Assistant Tourism Minister Kalembe Ndile is "treated like a shadow"
"I just go to the office and read newspapers," said Abu Chiaba, an assistant fisheries minister.
His counterpart in the wildlife and tourism ministry said he learnt of policy decision in the press.
President Mwai Kibaki promised a lean government when he took power in 2002, but instead increased the number of jobs to reward his coalition partners.
Kenya has 50 assistant ministers serving in 33 ministries, as some ministries have two appointed assistants.
The government spends more than $9m a year to meet salaries and allowances for the assistant ministers.
"We owe it to the taxpayer that what we are paid is commensurate with what we do," they said in a letter addressed to the president.

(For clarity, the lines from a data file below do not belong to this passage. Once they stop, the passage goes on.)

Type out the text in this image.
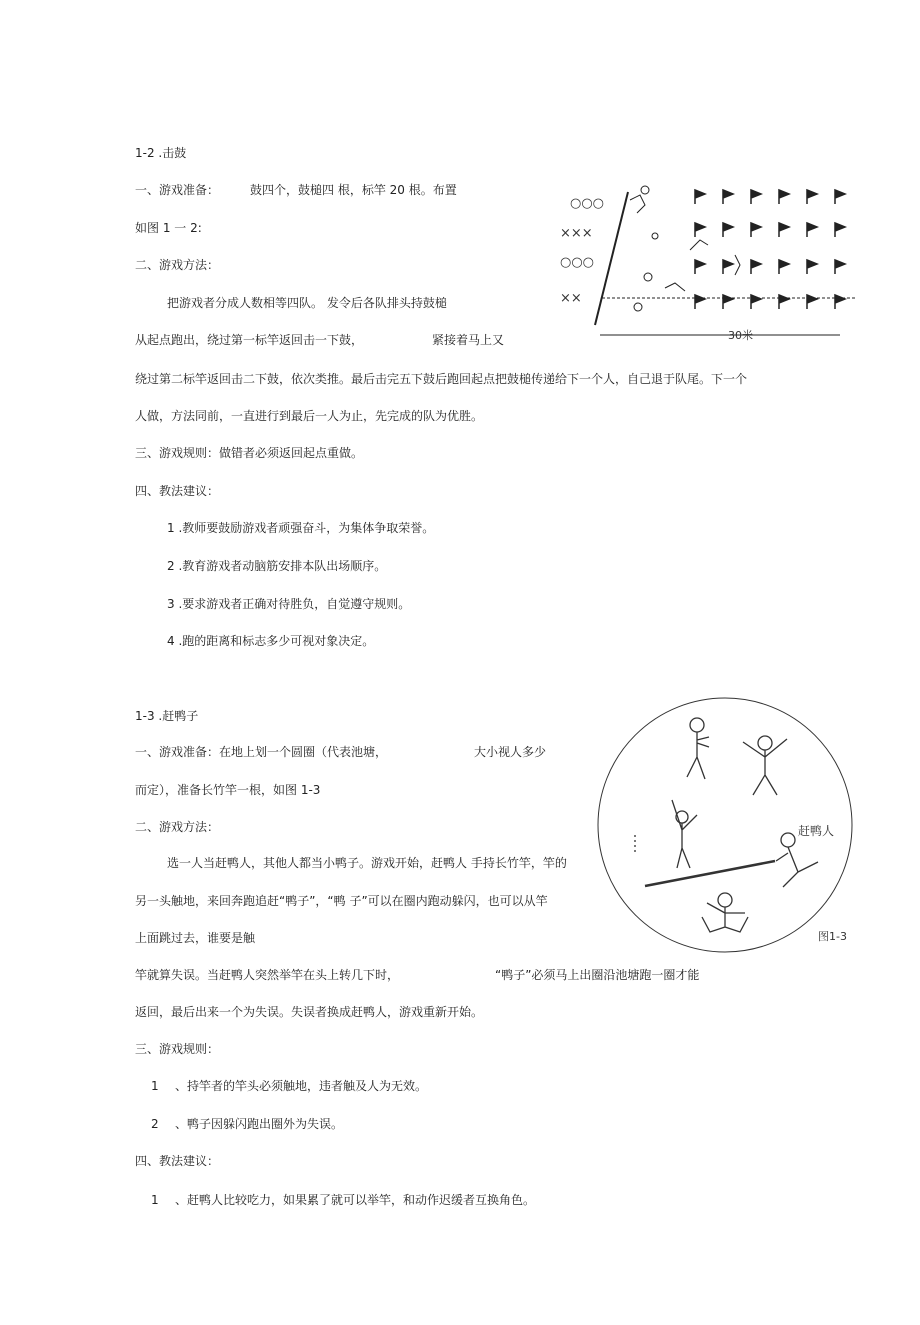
1-2 .击鼓
一、游戏准备：	鼓四个，鼓槌四 根，标竿 20 根。布置
如图 1 一 2:
二、游戏方法：
把游戏者分成人数相等四队。 发令后各队排头持鼓槌
从起点跑出，绕过第一标竿返回击一下鼓，	紧接着马上又
绕过第二标竿返回击二下鼓，依次类推。最后击完五下鼓后跑回起点把鼓槌传递给下一个人，自己退于队尾。下一个
人做，方法同前，一直进行到最后一人为止，先完成的队为优胜。
三、游戏规则：做错者必须返回起点重做。
四、教法建议：
1 .教师要鼓励游戏者顽强奋斗，为集体争取荣誉。
2 .教育游戏者动脑筋安排本队出场顺序。
3 .要求游戏者正确对待胜负，自觉遵守规则。
4 .跑的距离和标志多少可视对象决定。
○○○
×××
○○○
××
30米
1-3 .赶鸭子
一、游戏准备：在地上划一个圆圈（代表池塘，	大小视人多少
而定），准备长竹竿一根，如图 1-3
二、游戏方法：
选一人当赶鸭人，其他人都当小鸭子。游戏开始，赶鸭人 手持长竹竿，竿的
另一头触地，来回奔跑追赶“鸭子”，“鸭 子”可以在圈内跑动躲闪，也可以从竿
上面跳过去，谁要是触
竿就算失误。当赶鸭人突然举竿在头上转几下时，	“鸭子”必须马上出圈沿池塘跑一圈才能
返回，最后出来一个为失误。失误者换成赶鸭人，游戏重新开始。
三、游戏规则：
1 、持竿者的竿头必须触地，违者触及人为无效。
2 、鸭子因躲闪跑出圈外为失误。
四、教法建议：
1 、赶鸭人比较吃力，如果累了就可以举竿，和动作迟缓者互换角色。
赶鸭人
图1-3
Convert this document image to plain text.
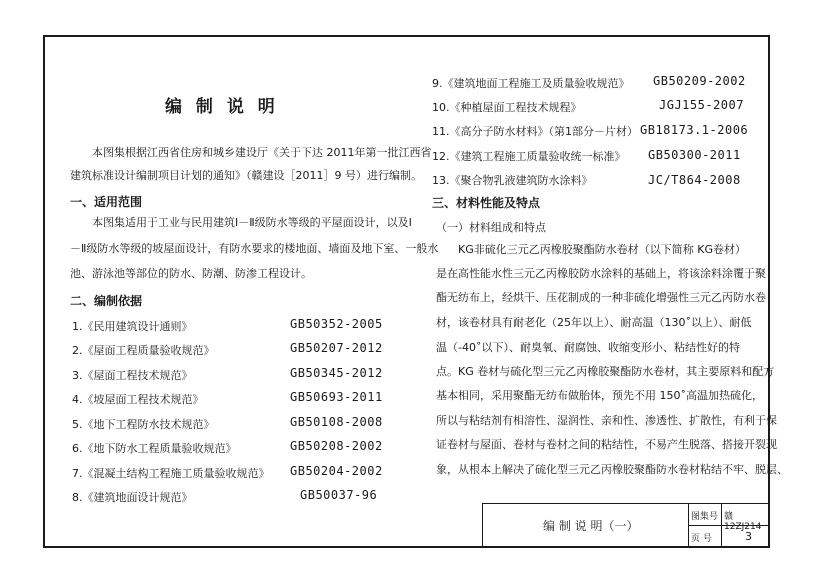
编 制 说 明
本图集根据江西省住房和城乡建设厅《关于下达 2011年第一批江西省
建筑标准设计编制项目计划的通知》（赣建设［2011］9 号）进行编制。
一、适用范围
本图集适用于工业与民用建筑Ⅰ－Ⅱ级防水等级的平屋面设计，以及Ⅰ
－Ⅱ级防水等级的坡屋面设计，有防水要求的楼地面、墙面及地下室、一般水
池、游泳池等部位的防水、防潮、防渗工程设计。
二、编制依据
1.《民用建筑设计通则》	GB50352-2005
2.《屋面工程质量验收规范》	GB50207-2012
3.《屋面工程技术规范》	GB50345-2012
4.《坡屋面工程技术规范》	GB50693-2011
5.《地下工程防水技术规范》	GB50108-2008
6.《地下防水工程质量验收规范》	GB50208-2002
7.《混凝土结构工程施工质量验收规范》 GB50204-2002
8.《建筑地面设计规范》	GB50037-96
9.《建筑地面工程施工及质量验收规范》 GB50209-2002
10.《种植屋面工程技术规程》	JGJ155-2007
11.《高分子防水材料》（第1部分－片材） GB18173.1-2006
12.《建筑工程施工质量验收统一标准》 GB50300-2011
13.《聚合物乳液建筑防水涂料》	JC/T864-2008
三、材料性能及特点
（一）材料组成和特点
KG非硫化三元乙丙橡胶聚酯防水卷材（以下简称 KG卷材）
是在高性能水性三元乙丙橡胶防水涂料的基础上，将该涂料涂覆于聚
酯无纺布上，经烘干、压花制成的一种非硫化增强性三元乙丙防水卷
材，该卷材具有耐老化（25年以上）、耐高温（130˚以上）、耐低
温（-40˚以下）、耐臭氧、耐腐蚀、收缩变形小、粘结性好的特
点。KG 卷材与硫化型三元乙丙橡胶聚酯防水卷材，其主要原料和配方
基本相同，采用聚酯无纺布做胎体，预先不用 150˚高温加热硫化，
所以与粘结剂有相溶性、湿润性、亲和性、渗透性、扩散性，有利于保
证卷材与屋面、卷材与卷材之间的粘结性，不易产生脱落、搭接开裂现
象，从根本上解决了硫化型三元乙丙橡胶聚酯防水卷材粘结不牢、脱层、
编 制 说 明（一）
图集号 赣12ZJ214
页 号	3
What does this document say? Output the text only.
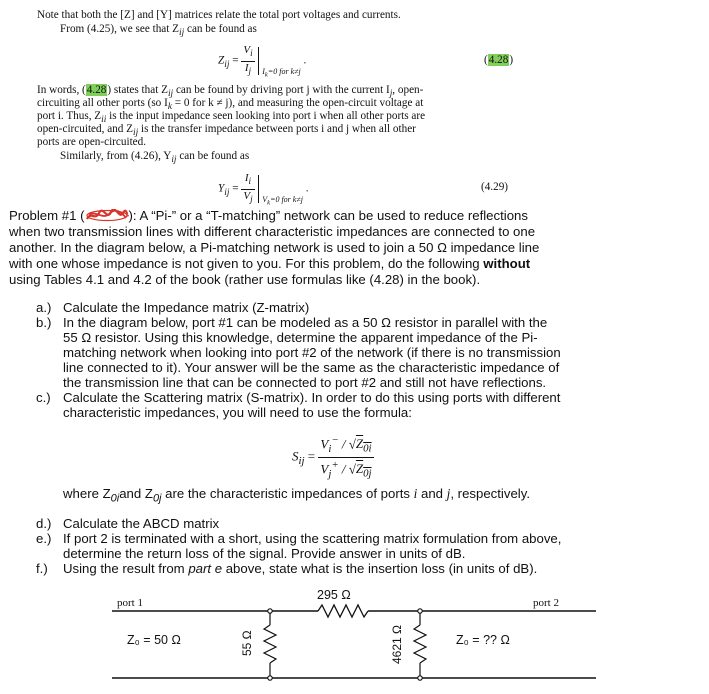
Note that both the [Z] and [Y] matrices relate the total port voltages and currents.
From (4.25), we see that $Z_{ij}$ can be found as
$Z_{ij} = \frac{V_i}{I_j} _{I_k=0 for k\ne j}$ .	(4.28)
In words, (4.28) states that $Z_{ij}$ can be found by driving port j with the current $I_j$, open-
circuiting all other ports (so $I_k = 0$ for k ≠ j), and measuring the open-circuit voltage at
port i. Thus, $Z_{ii}$ is the input impedance seen looking into port i when all other ports are
open-circuited, and $Z_{ij}$ is the transfer impedance between ports i and j when all other
ports are open-circuited.
Similarly, from (4.26), $Y_{ij}$ can be found as
$Y_{ij} = \frac{I_i}{V_j} _{V_k=0 for k\ne j}$ .	(4.29)
Problem #1 (	): A “Pi-” or a “T-matching” network can be used to reduce reflections
when two transmission lines with different characteristic impedances are connected to one
another. In the diagram below, a Pi-matching network is used to join a 50 Ω impedance line
with one whose impedance is not given to you. For this problem, do the following without
using Tables 4.1 and 4.2 of the book (rather use formulas like (4.28) in the book).
a.) Calculate the Impedance matrix (Z-matrix)
b.) In the diagram below, port #1 can be modeled as a 50 Ω resistor in parallel with the
55 Ω resistor. Using this knowledge, determine the apparent impedance of the Pi-
matching network when looking into port #2 of the network (if there is no transmission
line connected to it). Your answer will be the same as the characteristic impedance of
the transmission line that can be connected to port #2 and still not have reflections.
c.) Calculate the Scattering matrix (S-matrix). In order to do this using ports with different
characteristic impedances, you will need to use the formula:
$S_{ij} = \frac{V_i^- / √Z_{0i}}{V_j^+ / √Z_{0j}}$
where $Z_{0i}and$ $Z_{0j}$ are the characteristic impedances of ports i and j, respectively.
d.) Calculate the ABCD matrix
e.) If port 2 is terminated with a short, using the scattering matrix formulation from above,
determine the return loss of the signal. Provide answer in units of dB.
f.) Using the result from part e above, state what is the insertion loss (in units of dB).
port 1	port 2
295 Ω
Z₀ = 50 Ω	Z₀ = ?? Ω
55 Ω	4621 Ω
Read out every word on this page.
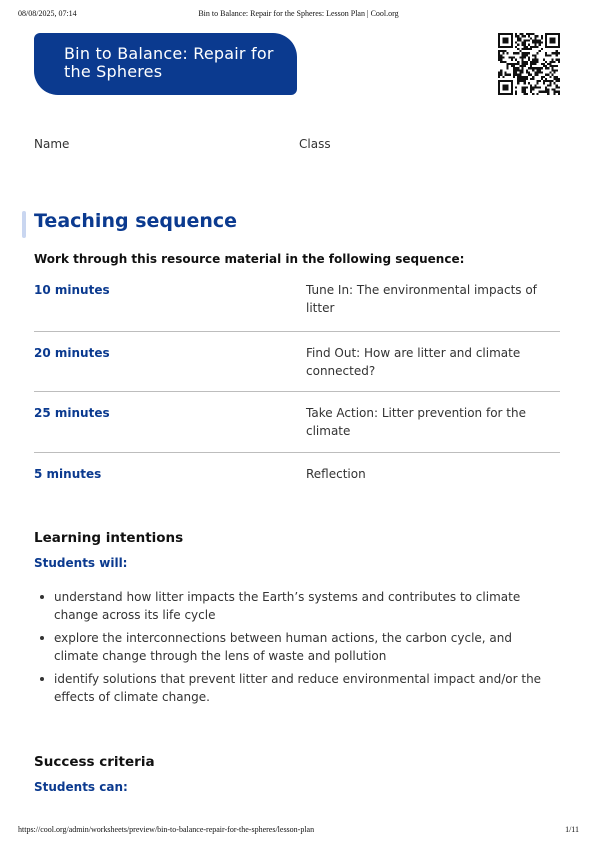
08/08/2025, 07:14	Bin to Balance: Repair for the Spheres: Lesson Plan | Cool.org
Bin to Balance: Repair for the Spheres
Name	Class
Teaching sequence
Work through this resource material in the following sequence:
10 minutes	Tune In: The environmental impacts of litter
20 minutes	Find Out: How are litter and climate connected?
25 minutes	Take Action: Litter prevention for the climate
5 minutes	Reflection
Learning intentions
Students will:
understand how litter impacts the Earth’s systems and contributes to climate change across its life cycle
explore the interconnections between human actions, the carbon cycle, and climate change through the lens of waste and pollution
identify solutions that prevent litter and reduce environmental impact and/or the effects of climate change.
Success criteria
Students can:
https://cool.org/admin/worksheets/preview/bin-to-balance-repair-for-the-spheres/lesson-plan	1/11
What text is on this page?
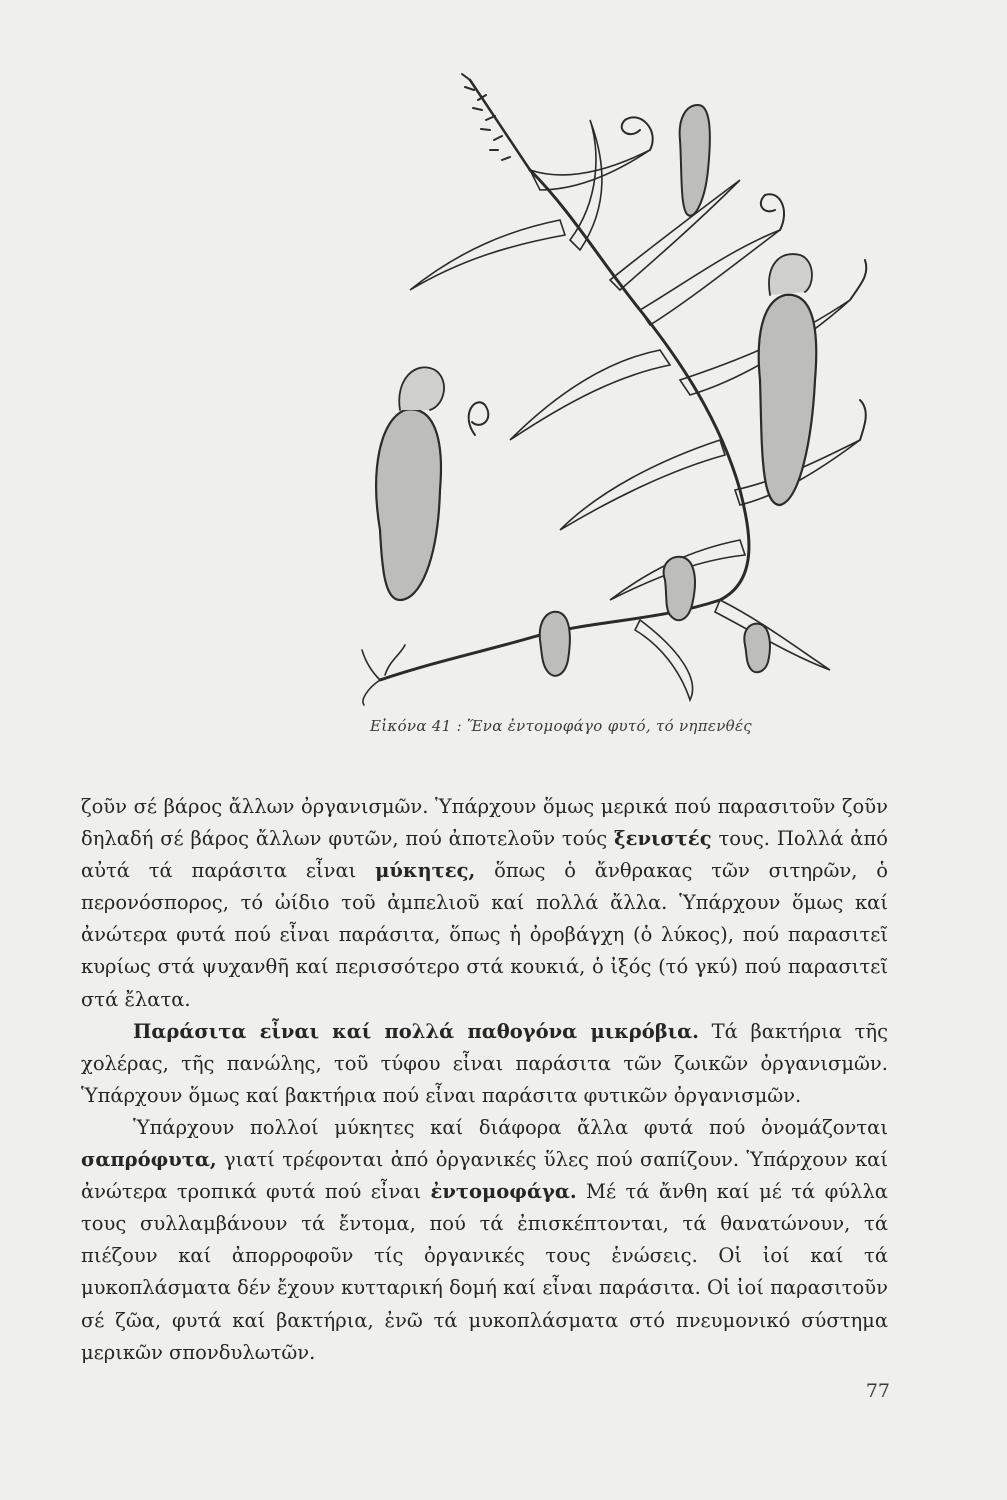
Εἰκόνα 41 : Ἕνα ἐντομοφάγο φυτό, τό νηπενθές

ζοῦν σέ βάρος ἄλλων ὀργανισμῶν. Ὑπάρχουν ὅμως μερικά πού παρασιτοῦν ζοῦν δηλαδή σέ βάρος ἄλλων φυτῶν, πού ἀποτελοῦν τούς ξενιστές τους. Πολλά ἀπό αὐτά τά παράσιτα εἶναι μύκητες, ὅπως ὁ ἄνθρακας τῶν σιτηρῶν, ὁ περονόσπορος, τό ὠίδιο τοῦ ἀμπελιοῦ καί πολλά ἄλλα. Ὑπάρχουν ὅμως καί ἀνώτερα φυτά πού εἶναι παράσιτα, ὅπως ἡ ὀροβάγχη (ὁ λύκος), πού παρασιτεῖ κυρίως στά ψυχανθῆ καί περισσότερο στά κουκιά, ὁ ἰξός (τό γκύ) πού παρασιτεῖ στά ἔλατα.

Παράσιτα εἶναι καί πολλά παθογόνα μικρόβια. Τά βακτήρια τῆς χολέρας, τῆς πανώλης, τοῦ τύφου εἶναι παράσιτα τῶν ζωικῶν ὀργανισμῶν. Ὑπάρχουν ὅμως καί βακτήρια πού εἶναι παράσιτα φυτικῶν ὀργανισμῶν.

Ὑπάρχουν πολλοί μύκητες καί διάφορα ἄλλα φυτά πού ὀνομάζονται σαπρόφυτα, γιατί τρέφονται ἀπό ὀργανικές ὕλες πού σαπίζουν. Ὑπάρχουν καί ἀνώτερα τροπικά φυτά πού εἶναι ἐντομοφάγα. Μέ τά ἄνθη καί μέ τά φύλλα τους συλλαμβάνουν τά ἔντομα, πού τά ἐπισκέπτονται, τά θανατώνουν, τά πιέζουν καί ἀπορροφοῦν τίς ὀργανικές τους ἑνώσεις. Οἱ ἰοί καί τά μυκοπλάσματα δέν ἔχουν κυτταρική δομή καί εἶναι παράσιτα. Οἱ ἰοί παρασιτοῦν σέ ζῶα, φυτά καί βακτήρια, ἐνῶ τά μυκοπλάσματα στό πνευμονικό σύστημα μερικῶν σπονδυλωτῶν.

77
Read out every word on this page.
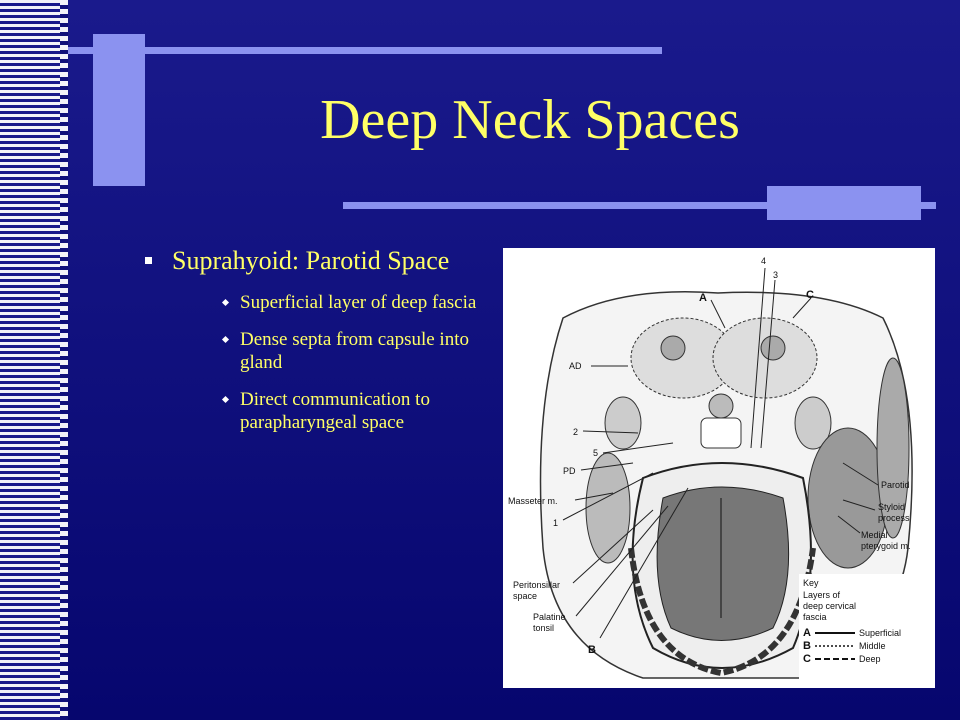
Deep Neck Spaces
Suprahyoid: Parotid Space
Superficial layer of deep fascia
Dense septa from capsule into gland
Direct communication to parapharyngeal space
4
3
A	C
AD
2
5
PD
Masseter m.
1
Parotid
Styloid
process
Medial
pterygoid m.
Peritonsillar
space
Palatine
tonsil
B
Key
Layers of
deep cervical
fascia
A	Superficial
B	Middle
C	Deep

"I'm treated like a shadow and only learn of issues in my ministry through the press," said assistant Tourism and Wildlife Minister Kalembe Ndile.
The assistant ministers want Mr Kibaki to spell out their duties and they also want to be referred to as deputy ministers.
Some current ministers who previously served as assistant ministers have also supported their colleagues.
"I have been there before and I know how assistant ministers are treated," said Mohammed Kuti, now minister for youth affairs.
"They just go to the office, read newspapers and are ambushed to attend functions on behalf of the minister."
But some Kenyans are wondering why they have taken so long to complain about their lack of work, only raising the issue six months before general elections are due.